When I talked to my friends and family about O.B., most of them responded with remarks about their own lack of aptitude for the challenge. Yes, maybe it isn’t meant for everyone, but one’s self-disparagement of their own inabilities is applicable to anything.

For example, my initial return to school after a summer of so much joy and excitement felt like a jolt back into reality. It was junior year: more responsibility in the House, harder classes that would probably be impossible to balance, and the looming prospect of college tipping closer and closer. Already, I started to tell myself that there was no way I could manage everything at once, that school would be miserable because of late nights, tests every other day, and being stuck in a perpetual state of work. But this mentality, in addition to preparing me for inevitable failures, also minimizes progress; if I were doomed to fail, why try in the first place?

Lawrenceville students, although brilliant, hard-working, and talented in so many ways, often trap themselves in this binary state of mind. Oh, the number of times people have told me, “I’m not a humanities or a STEM person” or “I know I’m terrible at writing or math” as justification for failing or not trying out something new. Already, we’ve decided to fail before even starting. A lot of this mentality is rooted in the fear of failure, which is understandable at a school like Lawrenceville. Here, everything seems so high-stakes; our grades, extracurriculars, and classes determine what college we’ll go to and what our future looks like. Or so we think. 

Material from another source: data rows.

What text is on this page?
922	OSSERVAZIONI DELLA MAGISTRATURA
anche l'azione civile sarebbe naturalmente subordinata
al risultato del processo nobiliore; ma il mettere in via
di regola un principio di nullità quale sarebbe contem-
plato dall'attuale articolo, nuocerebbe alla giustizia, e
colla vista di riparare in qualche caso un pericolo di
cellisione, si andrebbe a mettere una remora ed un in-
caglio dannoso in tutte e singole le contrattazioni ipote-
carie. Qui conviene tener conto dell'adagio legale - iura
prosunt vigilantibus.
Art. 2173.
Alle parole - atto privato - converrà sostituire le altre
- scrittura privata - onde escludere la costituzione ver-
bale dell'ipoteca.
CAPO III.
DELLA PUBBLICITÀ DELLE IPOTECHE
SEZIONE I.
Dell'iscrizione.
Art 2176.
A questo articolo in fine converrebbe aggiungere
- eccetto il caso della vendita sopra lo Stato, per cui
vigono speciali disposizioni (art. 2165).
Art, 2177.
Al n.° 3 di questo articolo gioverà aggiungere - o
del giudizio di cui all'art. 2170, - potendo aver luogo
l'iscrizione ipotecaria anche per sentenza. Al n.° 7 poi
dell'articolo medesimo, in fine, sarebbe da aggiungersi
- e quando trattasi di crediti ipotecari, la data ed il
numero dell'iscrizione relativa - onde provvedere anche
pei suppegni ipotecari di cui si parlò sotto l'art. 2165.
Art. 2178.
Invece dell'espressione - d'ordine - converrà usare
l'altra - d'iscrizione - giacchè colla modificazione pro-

The reality (and what I grapple with all the time) is that whatever we associate with success—fame, money, recognition—aren’t direct paths to happiness. Cliché, but true. Although having priorities and working hard to achieve our goals are admirable qualities, our collective self-doubt obstructs the joy that trying something new brings. If we didn’t limit ourselves to the classes that we’re comfortable in or the activities we’ve been doing for years, perhaps we could discover novel and thrilling facets of our own interests.

I’d be a huge hypocrite if I said I am never stuck in the outskirts of the extremes. I’m an “all or nothing” person; to do something is to do something well. When I don’t reach the benchmark I held myself to, my inner critic floods my brain with self-disparagement and anger. Yet in the process of expecting perfection from ourselves and obsessing over ridiculously high standards, we often miss out on what’s most important to us: creating friendships, discovering passions, doing what we love, or just taking care of ourselves.

Still, if Lawrentians can live away from the comforts of home and family for over 180 days, play three interscholastic sports, have the courage to be one’s most vulnerable self on the stage, or simply just be present, then truly, how limitless are the possibilities of taking care of ourselves and connecting with each other? Perhaps the cause of our incapabilities is not rooted in our lacking something important, but rather that we always tell ourselves, “I can’t,” instead of “I can.”